В бытность свою, по плоскостопию будущий невольный аргонавт был комиссован, но как бы наполовину: вовсе от армии не отлученный, строевую службу рядовой Обабков проходил в строительстве. Окопы, блиндажи, дачи… Но уж никак, простите, не кровожадные фурии с копьями и луками, бывшие древнее его прабабок, а на сей злополучный момент – младше дочери Светланы, проживающей в Петрограде с мужем Ильей и чудными близнецами Гавриилом и Соней. Их лица явственно сейчас всплывали между зеленых пятен, пляшущих перед глазами у Петровича. Тоска надвигающейся гибели охватила его тисками. Не кстати подступила икота…

«Xa, xa, xa!» – засмеялся вдруг про себя Обабков, отдаваясь истерике. С миртового деревца в кадке взлетела перепуганная галка. «Застрелили меня из лука чертовы амазонки! Ик! Стрелою в грудь застрелили! Кого? Меня?! Ик! Мою бессмертную душу застрелили!» [3]

Теперь уже Петрович бежал врозь, понимая, что отбился от остальных. Перед взглядом его кувыркались ступени, колонны, вазы, фрески, коврики, деревца в кадках, стулья с парусиновым дном, высоченные в рост подсвечники.
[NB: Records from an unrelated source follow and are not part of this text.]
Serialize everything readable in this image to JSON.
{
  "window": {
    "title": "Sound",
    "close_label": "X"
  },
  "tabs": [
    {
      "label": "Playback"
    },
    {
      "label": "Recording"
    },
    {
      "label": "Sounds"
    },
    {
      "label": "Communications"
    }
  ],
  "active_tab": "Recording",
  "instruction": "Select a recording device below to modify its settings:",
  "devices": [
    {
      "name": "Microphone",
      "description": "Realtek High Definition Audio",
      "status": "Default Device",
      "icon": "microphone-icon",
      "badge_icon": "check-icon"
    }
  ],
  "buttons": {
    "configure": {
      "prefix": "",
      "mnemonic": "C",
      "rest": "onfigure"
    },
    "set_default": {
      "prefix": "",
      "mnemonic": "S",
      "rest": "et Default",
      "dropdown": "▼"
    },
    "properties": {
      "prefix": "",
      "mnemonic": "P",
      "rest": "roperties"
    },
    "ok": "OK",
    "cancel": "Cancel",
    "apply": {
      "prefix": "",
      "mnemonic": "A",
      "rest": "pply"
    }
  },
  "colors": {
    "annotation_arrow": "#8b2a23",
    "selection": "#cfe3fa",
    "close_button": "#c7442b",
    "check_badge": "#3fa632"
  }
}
Дрянной павлин путался под ногами, раззявив клюв. Развешанное на просушку белье хлестало по лицу, облепляло плечи…

Кромешный ад творился вокруг убегающего Петровича, покуда он не ворвался в ослепительный свет, разведя крыльями руки – стремительный, сильный, непокоренный!

– Ах-ти! – вскричала прачка, роняя корзину на земь.
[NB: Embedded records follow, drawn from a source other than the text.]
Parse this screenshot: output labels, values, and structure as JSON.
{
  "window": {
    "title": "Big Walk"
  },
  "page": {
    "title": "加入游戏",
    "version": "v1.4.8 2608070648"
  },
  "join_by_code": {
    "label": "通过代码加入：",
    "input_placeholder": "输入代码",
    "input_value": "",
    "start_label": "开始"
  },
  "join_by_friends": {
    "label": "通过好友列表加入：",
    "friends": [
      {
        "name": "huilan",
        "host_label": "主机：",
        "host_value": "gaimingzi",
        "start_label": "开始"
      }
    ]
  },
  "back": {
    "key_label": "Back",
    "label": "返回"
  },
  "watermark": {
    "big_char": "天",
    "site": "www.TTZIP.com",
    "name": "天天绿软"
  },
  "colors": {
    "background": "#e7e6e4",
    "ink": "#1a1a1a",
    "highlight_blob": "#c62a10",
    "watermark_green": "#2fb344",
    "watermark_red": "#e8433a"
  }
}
Прямо перед ее носом как куль с ботвой повалился перемотанный в простынях мужик, хватая руками воздух. Багровое лицо его коверкала мучительная гримаса. Был он немолод, хрипел, и, наверное, задыхался. Водопряха, статная лет сорока женщина, на удачу плеснула в него водой, надеясь, что как-нибудь обойдется.

И обошлось…

Петрович раскрыл глаза, прекратив хрипеть. Что-то больно давило в бок, а левая онемевшая рука была как чужая. Скоро стало понятно, что именно она и давит, вывернувшись под удивительным углом. И как только не сломалась – чудо. Небо над головой шелушилось вечерним золотом.
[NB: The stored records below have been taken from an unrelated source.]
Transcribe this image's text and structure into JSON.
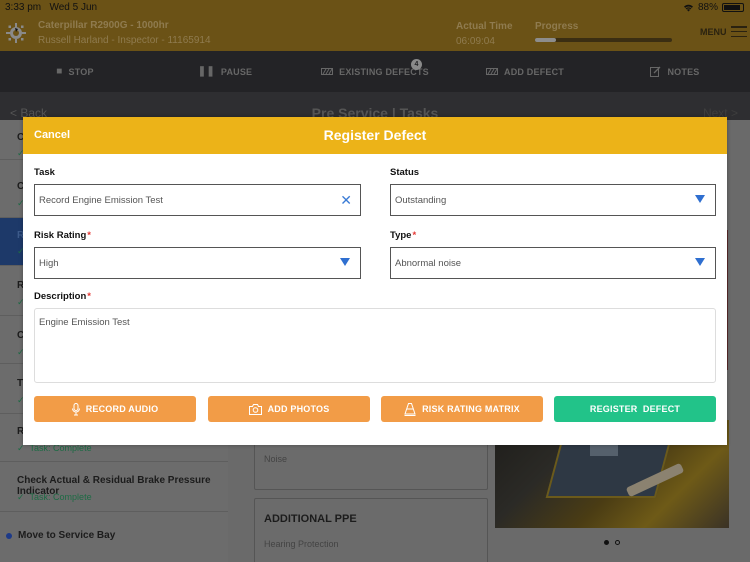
{
  "status_bar": {
    "time": "3:33 pm",
    "date": "Wed 5 Jun",
    "battery": "88%",
    "battery_level": 0.88
  },
  "header": {
    "machine": "Caterpillar R2900G - 1000hr",
    "inspector": "Russell Harland - Inspector - 11165914",
    "actual_time_label": "Actual Time",
    "actual_time_value": "06:09:04",
    "progress_label": "Progress",
    "progress_fraction": 0.15,
    "menu_label": "MENU"
  },
  "toolbar": {
    "stop": "STOP",
    "pause": "PAUSE",
    "existing_defects": "EXISTING DEFECTS",
    "existing_defects_count": "4",
    "add_defect": "ADD DEFECT",
    "notes": "NOTES"
  },
  "nav": {
    "back": "Back",
    "title": "Pre Service | Tasks",
    "next": "Next"
  },
  "sidebar": {
    "tasks": [
      {
        "initial": "C",
        "status": ""
      },
      {
        "initial": "C",
        "status": ""
      },
      {
        "initial": "R",
        "status": "",
        "active": true
      },
      {
        "initial": "R",
        "status": ""
      },
      {
        "initial": "C",
        "status": ""
      },
      {
        "initial": "T",
        "status": ""
      },
      {
        "initial": "R",
        "status": "Task: Complete"
      },
      {
        "name": "Check Actual & Residual Brake Pressure Indicator",
        "status": "Task: Complete"
      }
    ],
    "move_item": "Move to Service Bay"
  },
  "content": {
    "hazard_value": "Noise",
    "ppe_title": "ADDITIONAL PPE",
    "ppe_value": "Hearing Protection",
    "photo_pager": {
      "total": 2,
      "current": 1
    }
  },
  "modal": {
    "cancel": "Cancel",
    "title": "Register Defect",
    "task_label": "Task",
    "task_value": "Record Engine Emission Test",
    "status_label": "Status",
    "status_value": "Outstanding",
    "risk_label": "Risk Rating",
    "risk_value": "High",
    "type_label": "Type",
    "type_value": "Abnormal noise",
    "description_label": "Description",
    "description_value": "Engine Emission Test",
    "required_mark": "*",
    "buttons": {
      "record_audio": "RECORD AUDIO",
      "add_photos": "ADD PHOTOS",
      "risk_matrix": "RISK RATING MATRIX",
      "register": "REGISTER  DEFECT"
    },
    "colors": {
      "header": "#ecb318",
      "orange": "#f29c47",
      "green": "#22c389",
      "accent_blue": "#2f6fd0",
      "required": "#e53935"
    }
  }
}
Поводя взглядом несчастный обнаружил, что лежит в каком-то тесном, обставленном стенами дворе у колодезя с резной крышей. Над головой возвышалось изваяние женственных очертаний, каких во дворце было много. «Надо же, как живая… Мастера…» – подивился Петрович, глядя на оголенное бедро статуи. Самые неуместные мысли лезли в его обхлестанную тряпьем голову. Была среди них и мысль о морковном желанном пироге в уютной веранде. А за нею вновь на сердце навалилась тоска по дому.

Статуя вдруг, прям по Пигмалиону, пришла в движение, обогнув лежащего справа. Побледневший было Обабков снова клюквенно покраснел – но уж не от одышки, а осознав вдруг, что виды дивные, открывшиеся ему снизу – никакой вовсе не мрамор, а самая что ни есть женская плоть, и самых пригожих очертаний.

– Ты еще что за черт? – наклонилась над Обабковым прачка, вдрызг разворотив его чувства. – Не таращ зенки, вывалятся.

Слова женщины были обидны, но в тоне не чувствовалось упрека, а, скорее даже, сочувственная насмешка. Ее глаза приблизились, не давая отвести взгляд, тело одарило теплом. Руки Петровича сами собой выпутывались из тряпья и тянулись к чудесным и жарким далям…

Тут в голове его реальное и сказочное окончательно смешалось. Петрович отлетел в рай.

***

Меж тем Геракл, повинуясь не пойми какому наитию, взбежал на широкий укрытый парусиной балкон, выходящий во внутренний сад дворца. Последняя из пущенных вдогонку стрел едва не угодила ему в пятку, разломившись с треском о балюстраду – все ж, предназначенное Ахиллу, не должно было настичь другого.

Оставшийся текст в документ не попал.